Наутро после свадьбы у Ники поднялась температура, а свекра со свекровью выгнали из дома.
В общем, скандал был полный.
Ника опьянела стремительно – как будто нырнула в мутную, чуть фосфоресцирующую воду. Комната мягко покачивалась, подталкивала под коленки, голос Константина Константиновича наплывал откуда-то, то с рокотом приближаясь, то откатывая, как волна, и тогда Ника мучительно встряхивала головой, пытаясь сосредоточиться. Иногда голос вопросительно взмывал вверх, и Ника поспешно кивала, боясь обидеть человека, который ее выслушал и накормил.
Лицо Константина Константиновича внезапно выплыло совсем рядом – огромное, бледное, – и Ника, на долю мгновения протрезвев, испугалась: она никогда не видела так близко чужое лицо.
– Вам лучше пойти к себе. Я вас провожу, – очень отчетливо и терпеливо, как ребенку, повторил Константин Константинович.
Ника опять непонимающе кивнула, бессмысленно, как кукла, блестя глазами и полуоткрыв влажный безвольный рот. На шее у нее, в теплой смуглой ямке, быстро-быстро дрожала живая ртутная бусина пульса. Константин Константинович почувствовал, что у него чернеет в глазах.
Ника неуклюже влезла на кресло, похожее на опрокинутый трон, и попыталась устроить на нем бесстыдно, невозможно раскинутые ноги. Юбка пузырилась, Ника возилась с ней, разглаживала, успокаиваясь от этих простых действий и мысленно привыкая к тому, что сейчас к ней, вывернутой почти наизнанку, подойдет другой человек, тоже женщина, и начнет нарочно делать ей больно, начнет делать с ней, внутри, страшные, нестерпимые вещи, но не насильно, а потому, что она, Ника, не только сама согласилась на это, но еще и заплатила за это огромные деньги.

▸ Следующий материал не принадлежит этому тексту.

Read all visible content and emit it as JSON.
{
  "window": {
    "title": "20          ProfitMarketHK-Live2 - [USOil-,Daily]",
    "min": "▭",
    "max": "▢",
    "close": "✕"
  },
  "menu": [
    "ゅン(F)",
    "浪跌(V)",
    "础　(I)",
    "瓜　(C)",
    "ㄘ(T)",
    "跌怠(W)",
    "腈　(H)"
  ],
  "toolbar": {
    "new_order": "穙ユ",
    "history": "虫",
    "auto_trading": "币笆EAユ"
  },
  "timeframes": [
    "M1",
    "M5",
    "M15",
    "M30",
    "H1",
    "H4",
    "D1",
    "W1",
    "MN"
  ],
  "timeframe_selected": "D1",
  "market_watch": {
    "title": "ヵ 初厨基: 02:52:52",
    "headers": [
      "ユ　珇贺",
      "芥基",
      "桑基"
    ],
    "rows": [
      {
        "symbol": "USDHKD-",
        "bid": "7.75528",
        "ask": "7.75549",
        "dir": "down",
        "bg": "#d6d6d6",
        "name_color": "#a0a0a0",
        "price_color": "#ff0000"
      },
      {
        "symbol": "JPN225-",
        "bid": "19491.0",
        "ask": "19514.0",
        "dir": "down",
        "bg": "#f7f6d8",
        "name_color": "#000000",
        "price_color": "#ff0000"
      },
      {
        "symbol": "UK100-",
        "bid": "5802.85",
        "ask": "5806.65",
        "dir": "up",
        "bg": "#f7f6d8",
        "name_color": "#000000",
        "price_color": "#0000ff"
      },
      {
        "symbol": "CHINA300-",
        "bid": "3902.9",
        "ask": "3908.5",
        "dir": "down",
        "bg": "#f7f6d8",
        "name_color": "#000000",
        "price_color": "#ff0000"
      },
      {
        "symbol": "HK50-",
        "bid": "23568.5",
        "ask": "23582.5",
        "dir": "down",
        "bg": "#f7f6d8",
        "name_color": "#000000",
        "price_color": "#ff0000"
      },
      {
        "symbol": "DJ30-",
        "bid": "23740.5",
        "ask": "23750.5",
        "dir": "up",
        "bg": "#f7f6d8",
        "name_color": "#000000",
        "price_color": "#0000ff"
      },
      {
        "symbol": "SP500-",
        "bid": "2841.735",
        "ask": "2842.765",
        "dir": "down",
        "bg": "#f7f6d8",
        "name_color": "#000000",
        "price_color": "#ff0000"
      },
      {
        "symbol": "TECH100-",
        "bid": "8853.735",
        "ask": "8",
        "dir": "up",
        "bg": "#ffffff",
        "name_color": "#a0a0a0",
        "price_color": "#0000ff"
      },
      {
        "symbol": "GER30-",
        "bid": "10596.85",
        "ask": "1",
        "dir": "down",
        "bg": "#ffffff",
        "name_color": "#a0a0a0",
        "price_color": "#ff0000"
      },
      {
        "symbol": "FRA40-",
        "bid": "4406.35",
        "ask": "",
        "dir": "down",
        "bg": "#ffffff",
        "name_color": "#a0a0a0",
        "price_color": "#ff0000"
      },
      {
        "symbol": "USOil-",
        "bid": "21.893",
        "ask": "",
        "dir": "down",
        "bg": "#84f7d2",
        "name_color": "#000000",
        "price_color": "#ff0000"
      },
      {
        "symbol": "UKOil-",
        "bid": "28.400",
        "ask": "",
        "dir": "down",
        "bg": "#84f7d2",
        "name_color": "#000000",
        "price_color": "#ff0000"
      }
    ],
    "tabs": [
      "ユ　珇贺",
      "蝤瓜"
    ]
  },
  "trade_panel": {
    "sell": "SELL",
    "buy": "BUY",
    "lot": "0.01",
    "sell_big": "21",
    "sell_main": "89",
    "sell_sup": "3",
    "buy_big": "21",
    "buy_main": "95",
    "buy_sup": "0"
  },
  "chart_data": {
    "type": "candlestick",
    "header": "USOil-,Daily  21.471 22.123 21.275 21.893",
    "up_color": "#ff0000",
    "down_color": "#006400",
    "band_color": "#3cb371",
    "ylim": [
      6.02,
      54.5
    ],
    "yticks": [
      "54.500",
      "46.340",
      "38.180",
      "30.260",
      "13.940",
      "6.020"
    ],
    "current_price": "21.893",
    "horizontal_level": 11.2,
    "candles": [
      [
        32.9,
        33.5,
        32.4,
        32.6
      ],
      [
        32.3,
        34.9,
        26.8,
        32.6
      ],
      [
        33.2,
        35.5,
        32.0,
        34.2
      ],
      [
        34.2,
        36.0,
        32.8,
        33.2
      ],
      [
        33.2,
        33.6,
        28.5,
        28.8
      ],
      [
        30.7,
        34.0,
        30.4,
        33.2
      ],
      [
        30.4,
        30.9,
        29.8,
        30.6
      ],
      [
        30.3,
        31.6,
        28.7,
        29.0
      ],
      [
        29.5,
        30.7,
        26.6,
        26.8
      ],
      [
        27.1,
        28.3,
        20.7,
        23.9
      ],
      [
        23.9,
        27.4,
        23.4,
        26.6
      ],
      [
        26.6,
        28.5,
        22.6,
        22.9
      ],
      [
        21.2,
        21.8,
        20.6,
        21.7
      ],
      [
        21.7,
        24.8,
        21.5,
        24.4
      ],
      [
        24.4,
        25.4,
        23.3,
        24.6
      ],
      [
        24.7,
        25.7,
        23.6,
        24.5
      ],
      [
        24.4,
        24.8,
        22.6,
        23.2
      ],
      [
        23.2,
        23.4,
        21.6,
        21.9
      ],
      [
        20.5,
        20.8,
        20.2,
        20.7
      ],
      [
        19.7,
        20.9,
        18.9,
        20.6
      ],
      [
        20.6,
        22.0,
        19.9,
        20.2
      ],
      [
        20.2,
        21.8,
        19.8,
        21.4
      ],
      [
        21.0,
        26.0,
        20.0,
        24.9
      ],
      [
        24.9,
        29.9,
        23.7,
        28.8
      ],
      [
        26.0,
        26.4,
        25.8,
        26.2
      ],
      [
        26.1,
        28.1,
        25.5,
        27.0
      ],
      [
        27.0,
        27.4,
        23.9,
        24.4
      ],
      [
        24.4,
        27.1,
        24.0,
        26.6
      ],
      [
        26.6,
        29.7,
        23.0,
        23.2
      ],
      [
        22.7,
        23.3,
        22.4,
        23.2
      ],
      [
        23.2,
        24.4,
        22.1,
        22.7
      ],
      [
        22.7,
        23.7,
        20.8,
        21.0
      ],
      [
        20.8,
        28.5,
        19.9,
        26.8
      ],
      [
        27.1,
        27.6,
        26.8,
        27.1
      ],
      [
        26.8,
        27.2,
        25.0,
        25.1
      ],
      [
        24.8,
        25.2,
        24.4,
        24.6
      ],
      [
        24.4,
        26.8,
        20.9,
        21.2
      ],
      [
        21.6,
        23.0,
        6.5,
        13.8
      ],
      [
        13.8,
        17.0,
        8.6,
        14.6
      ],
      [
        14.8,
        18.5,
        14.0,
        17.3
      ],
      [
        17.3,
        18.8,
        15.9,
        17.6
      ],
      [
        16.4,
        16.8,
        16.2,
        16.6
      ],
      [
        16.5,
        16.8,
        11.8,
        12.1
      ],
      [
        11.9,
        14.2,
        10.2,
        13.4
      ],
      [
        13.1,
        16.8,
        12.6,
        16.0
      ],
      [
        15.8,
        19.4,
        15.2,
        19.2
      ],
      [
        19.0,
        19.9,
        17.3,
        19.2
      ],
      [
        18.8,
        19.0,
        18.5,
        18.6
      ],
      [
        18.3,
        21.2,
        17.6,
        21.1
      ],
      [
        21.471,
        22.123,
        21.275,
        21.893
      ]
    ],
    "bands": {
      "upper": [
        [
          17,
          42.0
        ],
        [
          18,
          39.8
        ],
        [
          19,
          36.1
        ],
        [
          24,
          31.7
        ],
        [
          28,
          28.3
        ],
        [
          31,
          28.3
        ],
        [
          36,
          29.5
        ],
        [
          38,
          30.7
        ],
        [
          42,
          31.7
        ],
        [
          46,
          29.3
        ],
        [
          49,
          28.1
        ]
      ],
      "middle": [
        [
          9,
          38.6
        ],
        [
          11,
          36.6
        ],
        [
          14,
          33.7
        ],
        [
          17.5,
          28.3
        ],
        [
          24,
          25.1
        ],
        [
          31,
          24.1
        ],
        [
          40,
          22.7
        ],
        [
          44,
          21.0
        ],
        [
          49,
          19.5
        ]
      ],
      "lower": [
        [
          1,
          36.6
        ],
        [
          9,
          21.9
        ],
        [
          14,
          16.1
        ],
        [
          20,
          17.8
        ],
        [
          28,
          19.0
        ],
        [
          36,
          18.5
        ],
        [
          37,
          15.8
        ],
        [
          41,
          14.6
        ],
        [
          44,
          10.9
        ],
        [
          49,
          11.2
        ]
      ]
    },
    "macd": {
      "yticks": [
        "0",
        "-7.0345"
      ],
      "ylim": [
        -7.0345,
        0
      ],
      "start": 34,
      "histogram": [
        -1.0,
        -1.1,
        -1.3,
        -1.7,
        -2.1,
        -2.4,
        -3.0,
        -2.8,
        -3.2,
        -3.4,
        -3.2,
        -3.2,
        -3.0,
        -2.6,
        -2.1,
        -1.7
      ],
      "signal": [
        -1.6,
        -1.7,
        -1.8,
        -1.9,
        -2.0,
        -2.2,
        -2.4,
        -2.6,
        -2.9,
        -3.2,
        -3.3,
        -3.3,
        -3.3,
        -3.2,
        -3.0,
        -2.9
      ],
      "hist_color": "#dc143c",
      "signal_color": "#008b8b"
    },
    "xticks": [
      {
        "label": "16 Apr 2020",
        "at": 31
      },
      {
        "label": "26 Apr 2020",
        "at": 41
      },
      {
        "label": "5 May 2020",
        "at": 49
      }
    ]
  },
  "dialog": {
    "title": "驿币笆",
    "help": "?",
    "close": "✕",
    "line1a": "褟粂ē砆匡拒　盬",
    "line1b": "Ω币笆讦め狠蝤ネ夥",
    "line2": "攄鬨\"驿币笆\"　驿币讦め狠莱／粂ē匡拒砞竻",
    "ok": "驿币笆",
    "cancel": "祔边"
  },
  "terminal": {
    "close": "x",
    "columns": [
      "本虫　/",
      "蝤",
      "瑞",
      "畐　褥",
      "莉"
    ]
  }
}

Кресло стояло прямо напротив окна, наспех, неаккуратно замалеванного до половины белой масленой краской. Врач уже подошла к Нике с каким-то сверкающим, металлическим, чудовищным даже на вид инструментом и принялась деловито засовывать его Нике прямо в глубину живота, как Ника вдруг, вся приподнявшись, со взмокшей, напряженной спиной, закричала так, что хорошенькая медсестра уронила что-то острое и звякнувшее на стерильный, прикрытый тончайшей салфеткой столик.
– Дети, Господи! Там же дети! – вопила Ника, отбиваясь от брезгливо перекошенного врача и судорожно сводя распахнутые коленки, и всё показывала за окно подбородком, пока врач наконец не догадалась обернуться.